Das klingt aussichtsvoll, dachte sich Martin. Und die Annonce war der einzige Anhaltspunkt, den er hatte. Er lehnte sich zurück und trank seinen Becher Kaffee leer. Ich muss diese Familie kennen lernen, sagte er sich. Seine Augen flackerten und er begann ein wenig zu schmunzeln.
Im örtlichen Telefonbuch gab es in Karlsruhe einen einzigen Eintrag unter dem Namen von Breidenfall. Das musste die richtige Nummer sein, dachte er. Er griff zum Telefonhörer und wählte.
„Bei von Breidenfall“, ließ sich eine klare Stimme vernehmen.
„Martin Fennberg hier. Ich bin Fotograf und arbeite für das Fotostudio „Foto-Schönit“ in Karlsruhe. Ich würde gerne mit Herrn von Breidenfall oder mit Frau Driesig sprechen, wenn das möglich wäre.“
„In welcher Angelegenheit kann ich Sie anmelden?“
„Ich möchte Ihnen meine Dienste anbieten und die im März geplante Hochzeit fotografieren.“
„Einen Moment bitte. Ich werde sehen, was ich für Sie tun kann.“ Das Mädchen legte den Hörer beiseite. Nach einigen Minuten Wartezeit meldete sich eine warme Stimme: „Driesig, was kann ich für Sie tun?“
„Guten Tag Frau Driesig, mein Name ist Martin Fennberg. Ich arbeite für das Fotostudio „Foto-Schönit“ in der Karlsruher Innenstadt. Wir haben Ihre Verlobungsannonce in der Zeitung gelesen und möchten Ihnen das Angebot unterbreiten, Ihre Hochzeitsfeierlichkeiten zu fotografieren.“
„Das ist aber etwas ungewöhnlich“, zögerte die Stimme, „dass ein Fotostudio ohne Anfrage seine Dienste anbietet.“
„Das stimmt. Aber für unser Fotostudio wäre es eine Ehre, Ihre Feierlichkeiten begleiten zu dürfen.“ Martins Stimme strahlte. „Die Familie von Breidenfall ist eine berühmte Familie in Karlsruhe.“
„Ja“, murmelte Charlotte Driesig etwas geschmeichelt, „aber sehen Sie, wir haben bereits einen Fotografen engagiert. Es tut mir sehr leid.“
„Ja, das dachten wir uns schon. Wir bieten Ihnen aber einen Komplettservice an. D.h. wir würden bereits vor den Feierlichkeiten Fotos im privaten Bereich aufnehmen, sowie eine eventuelle Verlobungsfeier begleiten und anschließend Fotobücher erstellen, die dann als Geschenke und Andenken verschickt werden könnten. Wissen Sie, es geht bei uns nicht nur um den Festakt und um das Brautpaar während und nach der Trauung, sondern wir dokumentieren den gesamten Prozess von der Planung bis zur großen Feier. Eingebunden würden bei uns ebenso Freunde und Verwandte. Ganz nach Ihren Wünschen.“
Es entstand eine lange Pause. Martin wartete gespannt ab, ob seine Rede überzeugend genug gewesen war, denn dieses Angebot war von ihm frei erfunden und nicht in den normalen Dienstleitungen inbegriffen.

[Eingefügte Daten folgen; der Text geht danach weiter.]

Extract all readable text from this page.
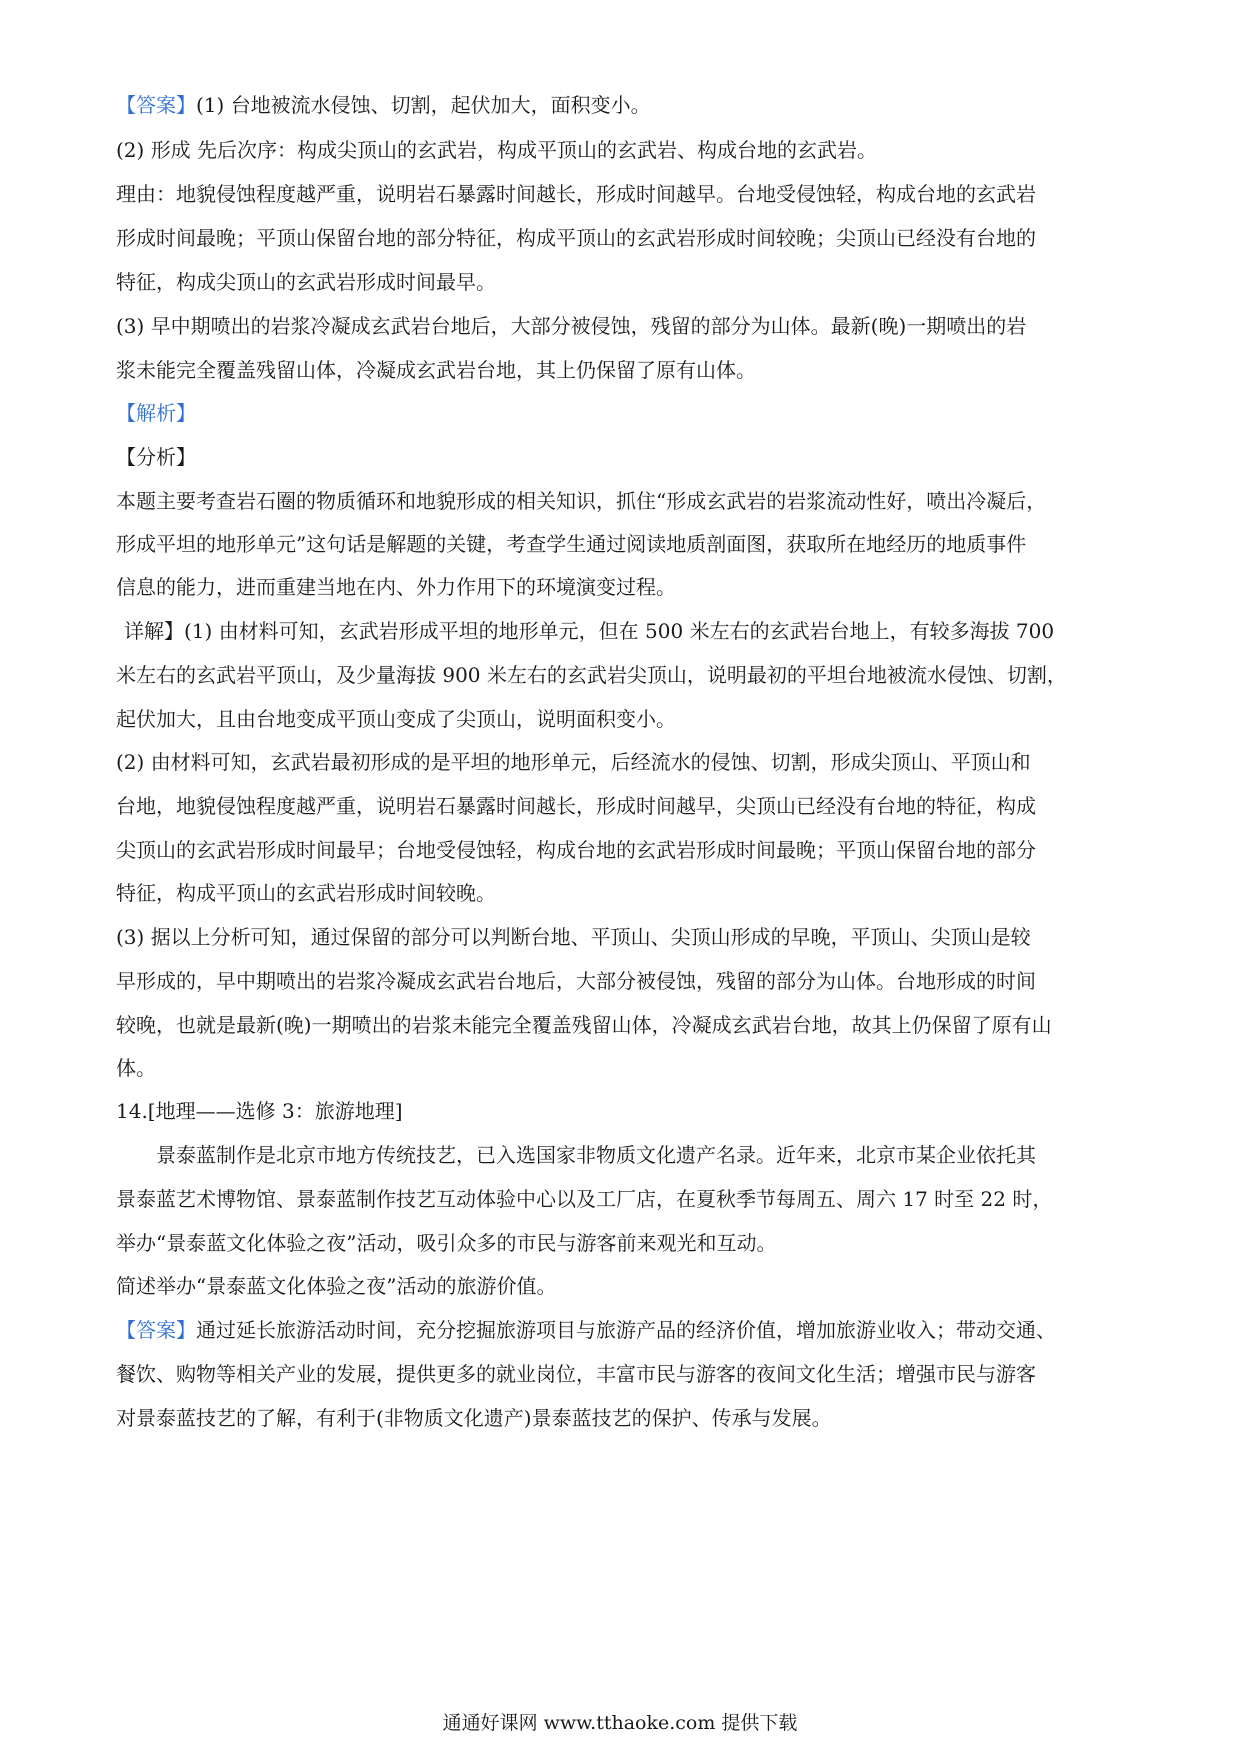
【答案】(1) 台地被流水侵蚀、切割，起伏加大，面积变小。
(2) 形成 先后次序：构成尖顶山的玄武岩，构成平顶山的玄武岩、构成台地的玄武岩。
理由：地貌侵蚀程度越严重，说明岩石暴露时间越长，形成时间越早。台地受侵蚀轻，构成台地的玄武岩
形成时间最晚；平顶山保留台地的部分特征，构成平顶山的玄武岩形成时间较晚；尖顶山已经没有台地的
特征，构成尖顶山的玄武岩形成时间最早。
(3) 早中期喷出的岩浆冷凝成玄武岩台地后，大部分被侵蚀，残留的部分为山体。最新(晚)一期喷出的岩
浆未能完全覆盖残留山体，冷凝成玄武岩台地，其上仍保留了原有山体。
【解析】
【分析】
本题主要考查岩石圈的物质循环和地貌形成的相关知识，抓住“形成玄武岩的岩浆流动性好，喷出冷凝后，
形成平坦的地形单元”这句话是解题的关键，考查学生通过阅读地质剖面图，获取所在地经历的地质事件
信息的能力，进而重建当地在内、外力作用下的环境演变过程。
详解】(1) 由材料可知，玄武岩形成平坦的地形单元，但在 500 米左右的玄武岩台地上，有较多海拔 700
米左右的玄武岩平顶山，及少量海拔 900 米左右的玄武岩尖顶山，说明最初的平坦台地被流水侵蚀、切割，
起伏加大，且由台地变成平顶山变成了尖顶山，说明面积变小。
(2) 由材料可知，玄武岩最初形成的是平坦的地形单元，后经流水的侵蚀、切割，形成尖顶山、平顶山和
台地，地貌侵蚀程度越严重，说明岩石暴露时间越长，形成时间越早，尖顶山已经没有台地的特征，构成
尖顶山的玄武岩形成时间最早；台地受侵蚀轻，构成台地的玄武岩形成时间最晚；平顶山保留台地的部分
特征，构成平顶山的玄武岩形成时间较晚。
(3) 据以上分析可知，通过保留的部分可以判断台地、平顶山、尖顶山形成的早晚，平顶山、尖顶山是较
早形成的，早中期喷出的岩浆冷凝成玄武岩台地后，大部分被侵蚀，残留的部分为山体。台地形成的时间
较晚，也就是最新(晚)一期喷出的岩浆未能完全覆盖残留山体，冷凝成玄武岩台地，故其上仍保留了原有山
体。
14.[地理——选修 3：旅游地理]
景泰蓝制作是北京市地方传统技艺，已入选国家非物质文化遗产名录。近年来，北京市某企业依托其
景泰蓝艺术博物馆、景泰蓝制作技艺互动体验中心以及工厂店，在夏秋季节每周五、周六 17 时至 22 时，
举办“景泰蓝文化体验之夜”活动，吸引众多的市民与游客前来观光和互动。
简述举办“景泰蓝文化体验之夜”活动的旅游价值。
【答案】通过延长旅游活动时间，充分挖掘旅游项目与旅游产品的经济价值，增加旅游业收入；带动交通、
餐饮、购物等相关产业的发展，提供更多的就业岗位，丰富市民与游客的夜间文化生活；增强市民与游客
对景泰蓝技艺的了解，有利于(非物质文化遗产)景泰蓝技艺的保护、传承与发展。
通通好课网 www.tthaoke.com 提供下载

„Nun gut, Herr Fennberg. Dann werde ich dieses mit meinem Verlobten nochmals besprechen und beide Angebote gegeneinander abwägen. Wir würden uns dann eventuell morgen bei Ihnen melden. Ist es so recht?“
„Aber sicher, selbstverständlich.“
Martin gab Frau Driesig seine Kontaktdaten, bedankte sich für ihre Aufmerksamkeit und legte den Hörer auf. Vielleicht habe ich eine Chance, dachte er. Vielleicht kann ich zu einer Vorbesprechung ins Haus gelangen und die Familie kennen lernen. Er lächelte in sich hinein. Vielleicht wollte der Tote auch an dieser Hochzeit teilnehmen? Vielleicht kannte er jemand aus der Familie? Das wollte er herausfinden. Zufrieden mit diesem ersten Schritt saß er auf der Couch und sah nachdenklich aus dem Fenster.
Der nächste Tag verlief in Punkto Verlobungsannonce ereignislos. Weder Frau Driesig noch Herr von Breidenfall meldeten sich zurück.
Stattdessen klingelte es und Kommissar Frank stand vor der Tür. Martin war sichtlich überrascht und begann gleich heftig mit dem Kopf zu zucken. Kommissar Frank lächelte freundlich und beobachtete Martin aus seinen intelligent blickenden Augen.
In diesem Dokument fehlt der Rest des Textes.